In the short term, Woods seemed comfortable with playing both sidekick and mentor to his heir apparent -- adding his marketing heft to Monday’s Rory-palooza, co-starring with McIlroy in an amusing Nike ad, and offering his young pal advise on how to deal with new-found fame and fortune.
''This past summer [McIlroy] had a little bit of a spell there where he didn't play well. Went back to focusing and practicing, and lo and behold, he had a huge end of the summer,'' said Woods, who conceded he bumped up against similar issues as a young pro. ''That's just something that we've all had to go through, we've all learned. It's tough sometimes, it really is.
“When you have success,” Woods added, “there are more responsibilities...and more distractions that are at a tournament site that are taking you away from what you like to do, which is compete and play.''
While the two luminaries made nice on Tuesday, expect the golf gloves to come off when they face off later this week. And if there’s any needling like the pokes they gave each other in Nike’s new promo, expect the barbs to be sharper, because this time it counts.
''He is going to try and beat my brains out. I know that,'' said McIlroy. ''I'm trying to do the same.''
Tuesday’s pressers revealed a couple of additional interesting tidbits, including McIlroy learning that his new contract may forbid him from donning Tiger’s signature red on Sunday.
"I really couldn't tell you," he said about whether his deal contained such a clause. "I'm not sure. I've won in red before, but I'd rather just wear something that goes with green."
As in the color of money.
And Tiger revealed that, while he never missed a Ryder Cup tee time -- as McIlroy notoriously nearly did in September -- he was bounced from an amateur contest for being late.
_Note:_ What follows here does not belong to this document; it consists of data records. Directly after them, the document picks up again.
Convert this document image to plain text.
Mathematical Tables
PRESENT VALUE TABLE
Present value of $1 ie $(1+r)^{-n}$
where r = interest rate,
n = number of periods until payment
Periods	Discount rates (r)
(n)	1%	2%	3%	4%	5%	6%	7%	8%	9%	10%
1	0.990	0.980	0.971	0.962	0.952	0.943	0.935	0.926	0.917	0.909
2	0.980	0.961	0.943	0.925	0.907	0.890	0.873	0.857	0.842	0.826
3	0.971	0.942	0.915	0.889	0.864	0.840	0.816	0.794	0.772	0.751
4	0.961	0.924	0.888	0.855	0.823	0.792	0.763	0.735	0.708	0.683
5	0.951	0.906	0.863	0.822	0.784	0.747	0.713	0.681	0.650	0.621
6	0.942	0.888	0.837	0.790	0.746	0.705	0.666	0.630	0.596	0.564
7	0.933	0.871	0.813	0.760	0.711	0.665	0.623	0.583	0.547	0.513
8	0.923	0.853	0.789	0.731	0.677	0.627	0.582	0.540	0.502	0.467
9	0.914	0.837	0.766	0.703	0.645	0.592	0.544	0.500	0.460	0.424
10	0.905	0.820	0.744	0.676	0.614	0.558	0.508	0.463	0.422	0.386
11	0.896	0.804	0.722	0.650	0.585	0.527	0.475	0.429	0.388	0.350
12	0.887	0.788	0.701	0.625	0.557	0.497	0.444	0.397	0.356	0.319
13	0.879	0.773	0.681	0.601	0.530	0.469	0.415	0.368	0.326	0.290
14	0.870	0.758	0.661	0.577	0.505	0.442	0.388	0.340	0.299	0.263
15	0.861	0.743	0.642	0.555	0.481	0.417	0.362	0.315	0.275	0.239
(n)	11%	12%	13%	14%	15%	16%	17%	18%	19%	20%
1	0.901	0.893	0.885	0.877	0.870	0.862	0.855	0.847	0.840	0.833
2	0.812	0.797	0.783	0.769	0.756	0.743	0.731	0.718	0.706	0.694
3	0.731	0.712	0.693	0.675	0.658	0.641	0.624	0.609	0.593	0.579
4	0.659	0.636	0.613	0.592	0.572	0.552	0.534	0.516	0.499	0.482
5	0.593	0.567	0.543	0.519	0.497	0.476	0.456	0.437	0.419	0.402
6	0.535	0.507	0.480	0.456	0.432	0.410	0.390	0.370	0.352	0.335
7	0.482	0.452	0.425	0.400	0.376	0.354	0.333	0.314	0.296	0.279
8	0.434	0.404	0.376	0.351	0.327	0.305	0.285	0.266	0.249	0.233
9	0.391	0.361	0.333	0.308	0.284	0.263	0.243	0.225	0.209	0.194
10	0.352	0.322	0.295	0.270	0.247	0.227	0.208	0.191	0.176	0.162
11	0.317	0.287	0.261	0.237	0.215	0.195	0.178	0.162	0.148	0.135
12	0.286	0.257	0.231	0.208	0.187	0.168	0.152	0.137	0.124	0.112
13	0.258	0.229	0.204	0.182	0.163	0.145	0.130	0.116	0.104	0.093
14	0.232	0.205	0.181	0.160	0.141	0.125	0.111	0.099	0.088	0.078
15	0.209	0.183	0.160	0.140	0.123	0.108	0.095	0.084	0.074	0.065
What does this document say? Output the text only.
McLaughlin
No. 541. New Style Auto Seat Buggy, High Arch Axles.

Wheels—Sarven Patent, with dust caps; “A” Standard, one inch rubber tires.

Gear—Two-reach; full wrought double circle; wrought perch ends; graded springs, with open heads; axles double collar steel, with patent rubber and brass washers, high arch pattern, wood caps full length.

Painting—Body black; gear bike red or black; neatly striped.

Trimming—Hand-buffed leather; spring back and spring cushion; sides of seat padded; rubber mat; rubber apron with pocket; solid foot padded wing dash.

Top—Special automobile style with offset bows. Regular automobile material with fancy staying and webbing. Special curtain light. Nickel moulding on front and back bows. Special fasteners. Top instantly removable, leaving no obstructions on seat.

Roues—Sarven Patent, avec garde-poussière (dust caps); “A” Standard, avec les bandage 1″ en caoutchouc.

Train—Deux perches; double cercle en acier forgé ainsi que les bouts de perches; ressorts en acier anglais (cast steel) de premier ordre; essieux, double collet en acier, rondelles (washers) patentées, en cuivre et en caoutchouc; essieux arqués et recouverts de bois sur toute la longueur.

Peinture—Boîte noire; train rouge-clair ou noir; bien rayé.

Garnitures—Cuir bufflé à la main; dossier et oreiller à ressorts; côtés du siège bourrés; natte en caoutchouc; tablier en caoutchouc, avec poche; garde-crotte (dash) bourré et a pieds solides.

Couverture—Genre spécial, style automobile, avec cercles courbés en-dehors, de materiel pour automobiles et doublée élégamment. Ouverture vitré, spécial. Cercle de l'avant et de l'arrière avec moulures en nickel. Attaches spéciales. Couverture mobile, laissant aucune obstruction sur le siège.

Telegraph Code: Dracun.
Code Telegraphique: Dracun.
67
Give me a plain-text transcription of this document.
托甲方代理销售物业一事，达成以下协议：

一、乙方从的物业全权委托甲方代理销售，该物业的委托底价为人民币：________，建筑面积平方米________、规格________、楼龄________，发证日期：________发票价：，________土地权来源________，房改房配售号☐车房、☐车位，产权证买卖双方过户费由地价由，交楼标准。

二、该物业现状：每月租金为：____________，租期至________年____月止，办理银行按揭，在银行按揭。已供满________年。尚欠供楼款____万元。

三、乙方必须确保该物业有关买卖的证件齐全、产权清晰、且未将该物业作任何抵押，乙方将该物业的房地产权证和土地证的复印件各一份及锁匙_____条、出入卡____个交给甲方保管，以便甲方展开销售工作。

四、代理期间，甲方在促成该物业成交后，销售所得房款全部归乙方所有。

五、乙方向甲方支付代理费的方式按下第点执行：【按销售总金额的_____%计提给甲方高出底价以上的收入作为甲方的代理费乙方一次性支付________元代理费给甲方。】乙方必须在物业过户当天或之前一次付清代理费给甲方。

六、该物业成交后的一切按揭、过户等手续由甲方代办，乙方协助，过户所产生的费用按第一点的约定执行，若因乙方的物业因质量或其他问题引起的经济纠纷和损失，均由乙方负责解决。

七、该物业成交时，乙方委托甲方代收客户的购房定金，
"I missed a tee time in a junior event," said Woods. "I called in for my tee time and said 'Woods' when they asked for my name. Unfortunately, there was a guy called Steve Woods in the field and they gave me his time.
“It was a pretty empty feeling to show up and know that I had cost myself the chance to win the tournament.”
Fortunately for McIlroy, he wouldn’t know anything about that.